On Wednesday, six aspirants for the Chinese Nationalist Party’s (KMT) picked up registration forms for the chairperson March 26 by-election, despite the disappointment of some pro-reform KMT members who had urged the party leadership to lower the threshold for candidacy.
Under the KMT’s regulations, only party members who have served on the KMT Central Committee or Central Advisory Committee are eligible to seek election.
The Central Committee has 210 members, who are elected at the party’s national congress from a pool of no more than 420 candidates, half of whom must be nominated by the KMT chairperson and the other half by about 1,600 party delegates.
As for the Central Advisory Committee, its members are appointed by the KMT chairperson, but must be approved by the congress delegates.
Candidates are required to pay a hefty, nonrefundable “handling fee” of NT$1.6 million (US$47,417) and collect the signatures of at least 3 percent of total KMT members, of which there are about 320,000.
The handling fee seems to be another deliberate attempt by the party’s leadership to prevent younger or less well-off members from contending for the post.
The party’s 3 percent endorsement threshold also poses a challenge to aspirants who are not among the top echelon or who are not a member of any of the longstanding factions.

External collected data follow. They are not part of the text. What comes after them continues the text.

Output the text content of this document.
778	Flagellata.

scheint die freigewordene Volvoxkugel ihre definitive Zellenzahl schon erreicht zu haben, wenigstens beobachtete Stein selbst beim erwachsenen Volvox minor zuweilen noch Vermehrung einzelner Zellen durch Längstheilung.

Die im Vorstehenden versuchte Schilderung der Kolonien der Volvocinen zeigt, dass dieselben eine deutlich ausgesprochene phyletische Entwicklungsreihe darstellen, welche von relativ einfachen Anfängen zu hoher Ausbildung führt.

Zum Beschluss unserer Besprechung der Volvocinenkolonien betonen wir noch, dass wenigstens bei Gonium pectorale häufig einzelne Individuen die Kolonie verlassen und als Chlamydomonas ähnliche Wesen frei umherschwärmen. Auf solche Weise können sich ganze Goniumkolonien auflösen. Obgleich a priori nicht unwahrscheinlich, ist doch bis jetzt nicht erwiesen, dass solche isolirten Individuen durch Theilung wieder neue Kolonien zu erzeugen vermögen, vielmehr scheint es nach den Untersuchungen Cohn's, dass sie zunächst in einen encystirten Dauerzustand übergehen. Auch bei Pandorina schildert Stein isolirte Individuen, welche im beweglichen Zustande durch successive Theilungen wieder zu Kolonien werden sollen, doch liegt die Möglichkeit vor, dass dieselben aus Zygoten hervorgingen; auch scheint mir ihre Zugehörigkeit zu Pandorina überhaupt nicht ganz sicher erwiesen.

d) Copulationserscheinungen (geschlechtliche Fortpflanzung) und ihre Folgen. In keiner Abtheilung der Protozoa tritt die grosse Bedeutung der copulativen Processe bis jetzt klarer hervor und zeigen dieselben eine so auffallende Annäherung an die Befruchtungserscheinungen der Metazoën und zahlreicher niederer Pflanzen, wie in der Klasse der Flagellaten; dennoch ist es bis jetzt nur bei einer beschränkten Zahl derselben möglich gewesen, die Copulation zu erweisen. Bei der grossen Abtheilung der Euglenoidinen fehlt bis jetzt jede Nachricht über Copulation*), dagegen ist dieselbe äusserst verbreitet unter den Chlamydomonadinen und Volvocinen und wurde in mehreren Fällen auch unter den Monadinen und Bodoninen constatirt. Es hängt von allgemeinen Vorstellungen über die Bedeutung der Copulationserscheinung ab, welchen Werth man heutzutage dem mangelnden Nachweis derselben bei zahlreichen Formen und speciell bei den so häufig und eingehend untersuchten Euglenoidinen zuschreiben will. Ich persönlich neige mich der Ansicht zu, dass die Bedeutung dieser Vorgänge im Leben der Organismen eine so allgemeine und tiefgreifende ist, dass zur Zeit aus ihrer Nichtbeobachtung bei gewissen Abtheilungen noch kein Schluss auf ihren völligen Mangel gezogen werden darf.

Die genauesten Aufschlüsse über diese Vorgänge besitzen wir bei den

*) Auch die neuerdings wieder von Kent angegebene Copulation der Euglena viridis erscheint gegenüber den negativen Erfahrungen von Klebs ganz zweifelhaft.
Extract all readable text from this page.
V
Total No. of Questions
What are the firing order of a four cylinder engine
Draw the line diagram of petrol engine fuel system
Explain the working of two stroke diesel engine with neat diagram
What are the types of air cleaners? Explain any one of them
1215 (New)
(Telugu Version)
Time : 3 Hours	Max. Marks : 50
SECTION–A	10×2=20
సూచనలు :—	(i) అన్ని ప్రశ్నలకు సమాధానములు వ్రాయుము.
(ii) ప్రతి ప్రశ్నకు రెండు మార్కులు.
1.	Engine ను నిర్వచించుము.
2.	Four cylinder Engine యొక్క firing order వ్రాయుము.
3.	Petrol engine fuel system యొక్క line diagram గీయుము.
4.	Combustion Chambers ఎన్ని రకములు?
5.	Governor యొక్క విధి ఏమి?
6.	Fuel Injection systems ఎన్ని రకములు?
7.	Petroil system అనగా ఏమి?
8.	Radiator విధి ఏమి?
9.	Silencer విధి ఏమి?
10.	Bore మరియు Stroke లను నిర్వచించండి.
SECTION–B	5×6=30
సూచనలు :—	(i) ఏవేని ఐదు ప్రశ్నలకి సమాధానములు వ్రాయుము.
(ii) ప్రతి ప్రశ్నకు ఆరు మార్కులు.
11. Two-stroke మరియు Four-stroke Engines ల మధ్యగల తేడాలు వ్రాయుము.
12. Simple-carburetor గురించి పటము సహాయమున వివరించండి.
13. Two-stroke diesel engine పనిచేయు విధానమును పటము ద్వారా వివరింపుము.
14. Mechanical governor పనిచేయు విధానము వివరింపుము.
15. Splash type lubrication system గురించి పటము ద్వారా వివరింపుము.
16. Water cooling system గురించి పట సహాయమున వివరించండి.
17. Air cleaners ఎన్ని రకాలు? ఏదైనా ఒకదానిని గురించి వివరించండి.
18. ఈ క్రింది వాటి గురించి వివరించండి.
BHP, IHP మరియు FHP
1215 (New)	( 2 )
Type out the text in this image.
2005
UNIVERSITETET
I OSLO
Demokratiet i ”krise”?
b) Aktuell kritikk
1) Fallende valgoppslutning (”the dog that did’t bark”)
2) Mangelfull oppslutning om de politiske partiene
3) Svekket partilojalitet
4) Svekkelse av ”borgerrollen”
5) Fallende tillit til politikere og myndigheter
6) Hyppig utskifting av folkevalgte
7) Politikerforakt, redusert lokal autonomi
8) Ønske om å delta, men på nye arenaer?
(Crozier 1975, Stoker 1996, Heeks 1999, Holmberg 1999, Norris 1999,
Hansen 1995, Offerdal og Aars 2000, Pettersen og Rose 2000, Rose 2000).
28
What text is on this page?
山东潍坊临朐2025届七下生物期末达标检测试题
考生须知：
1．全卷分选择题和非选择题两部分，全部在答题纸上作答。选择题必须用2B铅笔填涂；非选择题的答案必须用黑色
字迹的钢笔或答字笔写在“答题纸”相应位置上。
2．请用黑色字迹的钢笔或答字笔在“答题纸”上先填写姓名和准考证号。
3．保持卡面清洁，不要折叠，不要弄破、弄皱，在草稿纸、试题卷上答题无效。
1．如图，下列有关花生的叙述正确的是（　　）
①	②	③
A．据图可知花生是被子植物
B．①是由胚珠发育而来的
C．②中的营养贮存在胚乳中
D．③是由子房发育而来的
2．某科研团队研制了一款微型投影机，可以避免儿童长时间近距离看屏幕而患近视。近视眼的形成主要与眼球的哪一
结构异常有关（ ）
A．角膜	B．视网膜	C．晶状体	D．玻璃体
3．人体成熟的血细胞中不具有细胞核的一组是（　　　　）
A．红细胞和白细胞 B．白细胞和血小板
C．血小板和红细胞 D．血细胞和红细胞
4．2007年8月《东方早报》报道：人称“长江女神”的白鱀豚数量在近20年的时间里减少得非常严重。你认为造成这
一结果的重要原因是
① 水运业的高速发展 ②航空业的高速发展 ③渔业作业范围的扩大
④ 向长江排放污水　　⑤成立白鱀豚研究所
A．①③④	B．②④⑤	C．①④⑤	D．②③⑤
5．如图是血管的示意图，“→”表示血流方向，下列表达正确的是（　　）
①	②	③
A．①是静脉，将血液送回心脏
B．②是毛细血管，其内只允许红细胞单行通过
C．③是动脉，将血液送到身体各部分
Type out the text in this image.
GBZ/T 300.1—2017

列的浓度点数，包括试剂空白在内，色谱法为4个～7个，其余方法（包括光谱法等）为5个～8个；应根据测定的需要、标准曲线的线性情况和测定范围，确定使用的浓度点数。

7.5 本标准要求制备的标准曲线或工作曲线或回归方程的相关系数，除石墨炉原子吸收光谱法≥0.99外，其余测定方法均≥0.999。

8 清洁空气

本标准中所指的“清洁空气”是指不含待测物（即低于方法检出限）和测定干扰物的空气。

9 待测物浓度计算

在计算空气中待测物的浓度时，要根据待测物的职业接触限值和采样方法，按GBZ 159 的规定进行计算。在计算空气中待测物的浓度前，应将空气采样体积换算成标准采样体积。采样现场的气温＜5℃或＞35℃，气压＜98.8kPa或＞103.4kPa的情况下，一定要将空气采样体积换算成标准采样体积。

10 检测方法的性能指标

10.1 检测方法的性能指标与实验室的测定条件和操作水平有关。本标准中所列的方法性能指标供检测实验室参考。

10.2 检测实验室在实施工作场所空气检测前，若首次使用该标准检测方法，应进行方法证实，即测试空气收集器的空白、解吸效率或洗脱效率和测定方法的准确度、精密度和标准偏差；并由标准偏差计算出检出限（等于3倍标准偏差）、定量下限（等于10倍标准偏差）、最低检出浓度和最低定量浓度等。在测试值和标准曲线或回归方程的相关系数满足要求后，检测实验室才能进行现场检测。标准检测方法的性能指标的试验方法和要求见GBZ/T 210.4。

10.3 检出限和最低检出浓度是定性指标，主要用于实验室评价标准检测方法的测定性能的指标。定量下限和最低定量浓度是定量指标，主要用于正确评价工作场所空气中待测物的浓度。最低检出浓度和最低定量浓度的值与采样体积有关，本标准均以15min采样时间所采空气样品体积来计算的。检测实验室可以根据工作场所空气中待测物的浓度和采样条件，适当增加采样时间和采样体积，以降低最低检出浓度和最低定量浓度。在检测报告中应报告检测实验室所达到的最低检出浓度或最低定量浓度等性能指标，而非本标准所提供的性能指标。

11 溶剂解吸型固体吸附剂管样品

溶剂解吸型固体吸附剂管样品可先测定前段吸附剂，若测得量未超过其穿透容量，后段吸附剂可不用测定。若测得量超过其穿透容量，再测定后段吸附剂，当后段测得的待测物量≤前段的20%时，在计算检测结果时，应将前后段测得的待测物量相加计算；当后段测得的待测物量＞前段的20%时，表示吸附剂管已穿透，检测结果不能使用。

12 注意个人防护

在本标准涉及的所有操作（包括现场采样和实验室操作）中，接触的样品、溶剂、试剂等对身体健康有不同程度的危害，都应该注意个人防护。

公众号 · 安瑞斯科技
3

These limitations are why in the past decade the KMT chairperson elections or by-elections have started to look like a game of “musical chairs,” with the post being occupied mainly by the party’s old guard or its devotees.
The requirements are apparently a strategy put into place to rig the elections, to ensure that the party’s top position, the holder of which is almost guaranteed a presidential nomination, remains exclusive to the party’s chosen few.
The KMT’s humiliating defeat in the Jan. 16 presidential and legislative elections has given rise to some unusual, but constructive reform proposals, particularly from younger members who have repeatedly called for the abolition of the chairperson electoral requirements and the realignment of the party’s “spirt” to become more Taiwan-centric.
Sadly, the responses of the KMT leadership and the New Party, whose founding members quit the KMT more than two decades ago, suggest that the pleas for reform are falling on deaf ears.
Instead, KMT headquarters said that it plans to leave the matter to the discretion of the new chairperson, as a revision of the rules would have to be approved at a national congress, which is unlikely to be held before the by-election due to time constraints.
Such an excuse is preposterous in light of the fact that — after receiving the green light from the KMT Central Standing Committee — it took the party’s leadership just 10 days to hold an extempore national congress and nullify the presidential candidacy of Deputy Legislative Speaker Hung Hsiu-chu (洪秀柱) in October last year.
New Party Chairman Yok Mu-ming’s (郁慕明) remarks that the KMT’s priority is to rid itself of members who disagree with its “spirit” and core values provides further evidence that the KMT is a bigoted party that only pays lip service to reforms.
In the same way that people always say they are going on a diet “tomorrow,” the KMT’s oft-stated goal of reform looks set to be postponed if it happens at all.
Before then, the party’s chairperson by-election will be just another one of its games — with the result already rigged.